Cocoon at 30

It’s 1986 week here at MF Towers, where sometimes the present day is too grim to contemplate and we allow ourselves a period of reverie in the past. The fun kicks off with Indy Datta on today’s anniversary re-release of Cocoon.

Steve Guttenberg in Cocoon

 The film

There were two distinct flavours of alien visitation stories in mainstream American culture in the 70s and 80s (before they became, with the likes of Independence Day, largely just another pretext for spectacle). One drew its inspiration from the sphere of ufology rather than genre science fiction (which has always tended as a subculture to be hostile to the credulity of believers in phenomena like flying saucers, Area 51 and alien abduction). Whitley Streiber’s novel or memoir (controversy endures) Communion, which consolidated all the tropes of the subgenre, from the taxonomy of extra-terrestrials (“small greys” and so on) to mind-probes and anal probes, is its ne plus ultra, perfectly encapsulating its blend of conspiracism, sexual anxiety and global paranoia.

And on the other side there was, well, Steven Spielberg, whose “first contact” stories Close Encounters of the Third Kind and E.T. The Extra-Terrestrial, while drawing on some elements of ufology, may also have been influenced by the quasi-religious impulses of Arthur C. Clarke. In works from Childhood’s End to his collaboration with Stanley Kubrick on 2001: A Space Odyssey, Clarke consistently linked human exposure to alien consciousness with humanity transcending the limitations of its own consciousness, although Spielberg’s own nexus of alien life and religion, from the resurrection in E.T. to Close Encounters‘ climactic rapture, is less mystical and more rooted in the Christian doctrines so central to American life. Spielberg’s first contact films are not free from dread or anxiety, but their ultimate message is that the unknown is to be welcomed rather than feared, and that our humanity is most fully expressed when we embrace it and allow ourselves to be changed by it.
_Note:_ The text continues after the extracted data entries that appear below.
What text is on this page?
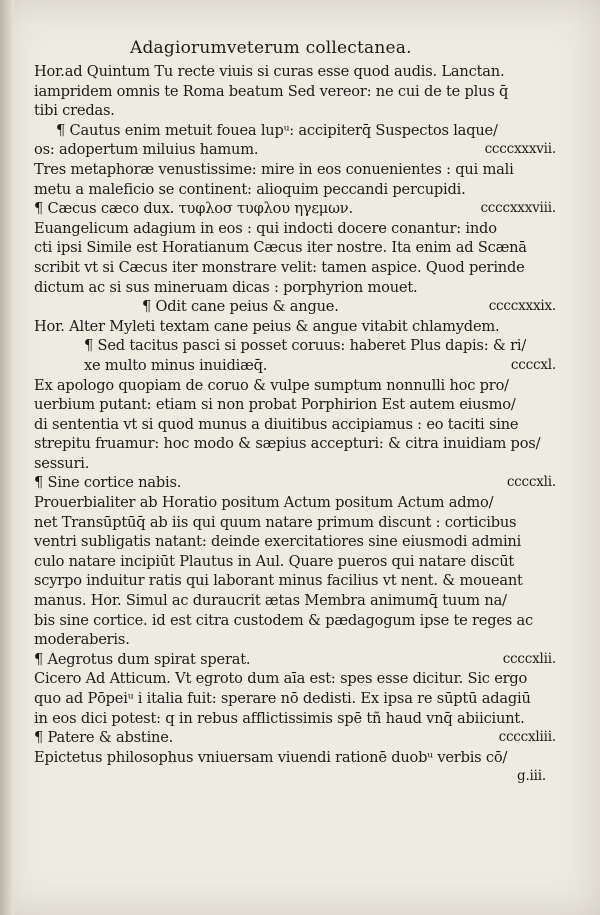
Adagiorumveterum collectanea.
Hor.ad Quintum Tu recte viuis si curas esse quod audis. Lanctan.
iampridem omnis te Roma beatum Sed vereor: ne cui de te plus q̄
tibi credas.
¶ Cautus enim metuit fouea lupᵘ: accipiterq̄ Suspectos laque/
os: adopertum miluius hamum.	ccccxxxvii.
Tres metaphoræ venustissime: mire in eos conuenientes : qui mali
metu a maleficio se continent: alioquim peccandi percupidi.
¶ Cæcus cæco dux. τυφλοσ τυφλου ηγεμων.	ccccxxxviii.
Euangelicum adagium in eos : qui indocti docere conantur: indo
cti ipsi Simile est Horatianum Cæcus iter nostre. Ita enim ad Scænā
scribit vt si Cæcus iter monstrare velit: tamen aspice. Quod perinde
dictum ac si sus mineruam dicas : porphyrion mouet.
¶ Odit cane peius & angue.	ccccxxxix.
Hor. Alter Myleti textam cane peius & angue vitabit chlamydem.
¶ Sed tacitus pasci si posset coruus: haberet Plus dapis: & ri/
xe multo minus inuidiæq̄.	ccccxl.
Ex apologo quopiam de coruo & vulpe sumptum nonnulli hoc pro/
uerbium putant: etiam si non probat Porphirion Est autem eiusmo/
di sententia vt si quod munus a diuitibus accipiamus : eo taciti sine
strepitu fruamur: hoc modo & sæpius accepturi: & citra inuidiam pos/
sessuri.
¶ Sine cortice nabis.	ccccxli.
Prouerbialiter ab Horatio positum Actum positum Actum admo/
net Transūptūq̄ ab iis qui quum natare primum discunt : corticibus
ventri subligatis natant: deinde exercitatiores sine eiusmodi admini
culo natare incipiūt Plautus in Aul. Quare pueros qui natare discūt
scyrpo induitur ratis qui laborant minus facilius vt nent. & moueant
manus. Hor. Simul ac duraucrit ætas Membra animumq̄ tuum na/
bis sine cortice. id est citra custodem & pædagogum ipse te reges ac
moderaberis.
¶ Aegrotus dum spirat sperat.	ccccxlii.
Cicero Ad Atticum. Vt egroto dum aīa est: spes esse dicitur. Sic ergo
quo ad Pōpeiᵘ i italia fuit: sperare nō dedisti. Ex ipsa re sūptū adagiū
in eos dici potest: q in rebus afflictissimis spē tñ haud vnq̄ abiiciunt.
¶ Patere & abstine.	ccccxliii.
Epictetus philosophus vniuersam viuendi rationē duobᵘ verbis cō/
g.iii.
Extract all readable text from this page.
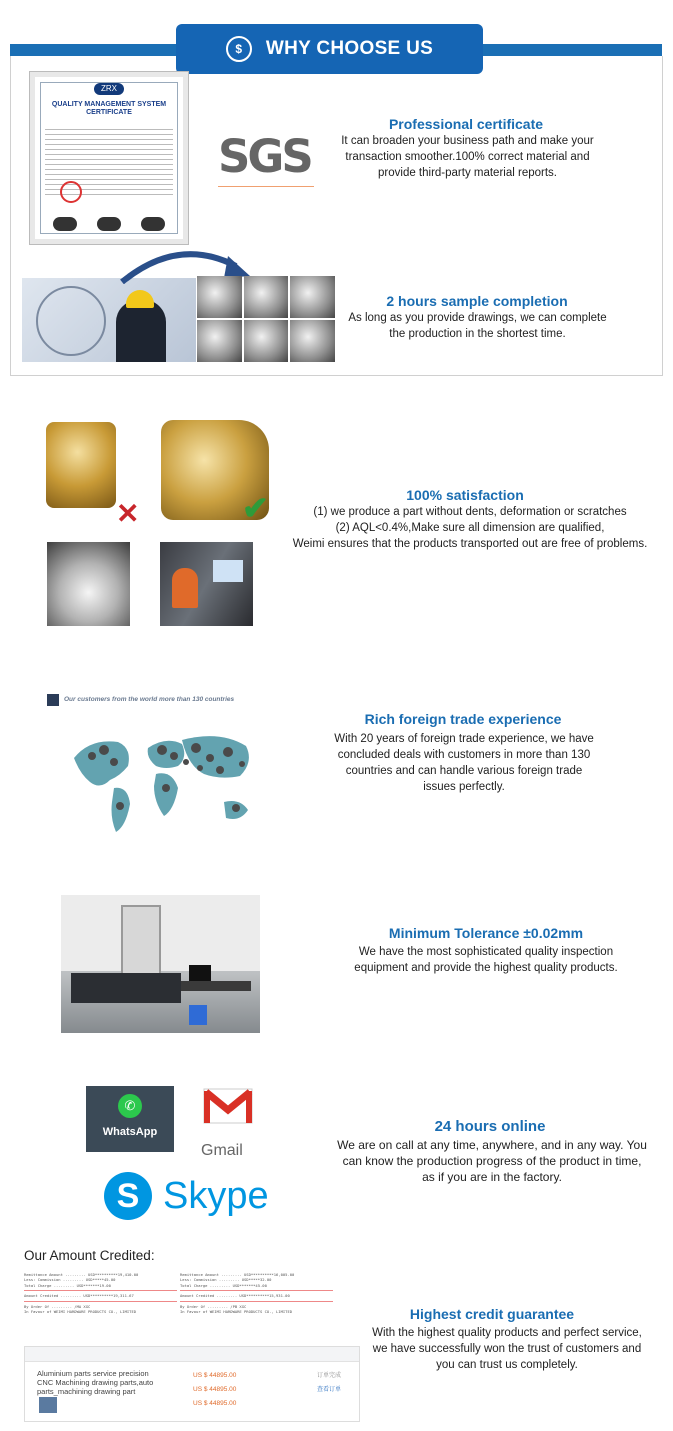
$	WHY CHOOSE US
ZRX
QUALITY MANAGEMENT SYSTEM CERTIFICATE
SGS
Professional certificate
It can broaden your business path and make your transaction smoother.100% correct material and provide third-party material reports.
2 hours sample completion
As long as you provide drawings, we can complete the production in the shortest time.
✕	✔	100% satisfaction
(1) we produce a part without dents, deformation or scratches
(2) AQL<0.4%,Make sure all dimension are qualified,
Weimi ensures that the products transported out are free of problems.
Our customers from the world more than 130 countries
Rich foreign trade experience
With 20 years of foreign trade experience, we have concluded deals with customers in more than 130 countries and can handle various foreign trade issues perfectly.
Minimum Tolerance ±0.02mm
We have the most sophisticated quality inspection equipment and provide the highest quality products.
✆
WhatsApp
Gmail
S Skype
24 hours online
We are on call at any time, anywhere, and in any way. You can know the production progress of the product in time, as if you are in the factory.
Our Amount Credited:
Remittance Amount ......... USD**********19,410.00
Less: Commission ......... USD*****45.00
Total Charge ......... USD*******19.00
Amount Credited ......... USD**********19,311.67
By Order Of ......... /MA XGC
In Favour of WEIMI HARDWARE PRODUCTS CO., LIMITED
Remittance Amount ......... USD**********16,005.00
Less: Commission ......... USD*****32.00
Total Charge ......... USD*******45.00
Amount Credited ......... USD**********15,931.00
By Order Of ......... /PB XGC
In Favour of WEIMI HARDWARE PRODUCTS CO., LIMITED
Aluminium parts service precision CNC Machining drawing parts,auto parts_machining drawing part
US $ 44895.00
US $ 44895.00
US $ 44895.00
订单完成
查看订单
Highest credit guarantee
With the highest quality products and perfect service, we have successfully won the trust of customers and you can trust us completely.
Of Spielberg’s many imitators, Ron Howard is arguably the most proficient – Cocoon, his 1986 follow-up to Splash, wasn’t made under a Spielberg production banner but it may as well have been. Howard lacks the angst and darkness that are the grit in the Spielberg oyster, however; in Cocoon, this results in a film that, by the standards of 2016, is refreshingly devoid of conflict. Imagine the contemporary version of a film where the immortal inhabitants of Atlantis return to Earth thousands of years later to rescue the few they left behind, only to discover that the cocoons those few shelter in have the power to give humans eternal life, but at a terrible cost to the aliens. Imagine the sturm! Imagine, if you will, the drang!

In Cocoon, conflict eventually arrives, in rather rotely Spielbergian form, when uncomprehending authorities try to stop the film’s human and alien protagonists from reaching their goal. But for most of the time, differences are resolved, transgressions are forgiven. So when a gang of Florida retirement community residents (studio system veterans Don Ameche, and Hume Cronyn, and 50 year old stripling Wilford Brimley) are caught by alien elder Brian Dennehy breaking into the swimming pool where he keeps the cocoons of his friends, which has mysteriously acquired the powers of a fountain of youth, he agrees to let them continue using it, even though he knows this won’t end well. When boat-bum Steve Guttenberg, spying on nymphy alien hottie Tahnee Welch, discovers to his consternation that her pretty skin is some kind of Antarean rubber human suit, no harm results that will stop them kissing in the last act (they’ve already had freaky alien mind-sex by this point, to be fair). When the superannuated Huck Finn gang blow their secret and the Cocoon pool is overrun, with terrible results, Dennehy’s reaction is to let the people who ruined everything join the aliens in eternal life.

The things that are harder to forgive, in Cocoon, are more human in scale, like Hume Cronyn’s rejuvenation freshening up his roving eye, until his wife (The actor’s real life spouse Jessica Tandy) runs out of patience and kicks him to the kerb. Or Jack Gilford’s guilt and grief over his refusal to let his wife, in the final stages of dementia, use the pool until it’s too late. These subplots, beautifully performed, are the real heart of Cocoon. The Oscars, inexplicably, chose to honour instead a fairly unremarkable turn from Don Ameche (who should have won his late career Oscar for Things Change instead), whose big moment in the film (breakdancing in a nightclub FYI) was performed by an unconvincing double.

The disc

The usual decent package from Eureka. None of the extras, including a 2004 commentary by the director, is new, but it’s worth watching the EPK featurettes for the moment when Steve Guttenberg refers to dolphins as elephants. The main event is the image quality. Cocoon isn’t a particularly artful film, visually, but Don Peterman’s cinematography, rich with colour and light, is beautifully served by a flawless transfer, encoded at a very generous bit rate (the paucity of extras leaving plenty of space on the disc for the main feature). Howard’s film is no classic, but it’s rarely looked better than this.

The anniversary Blu-ray edition of Cocoon is released in the UK today by Eureka Entertainment.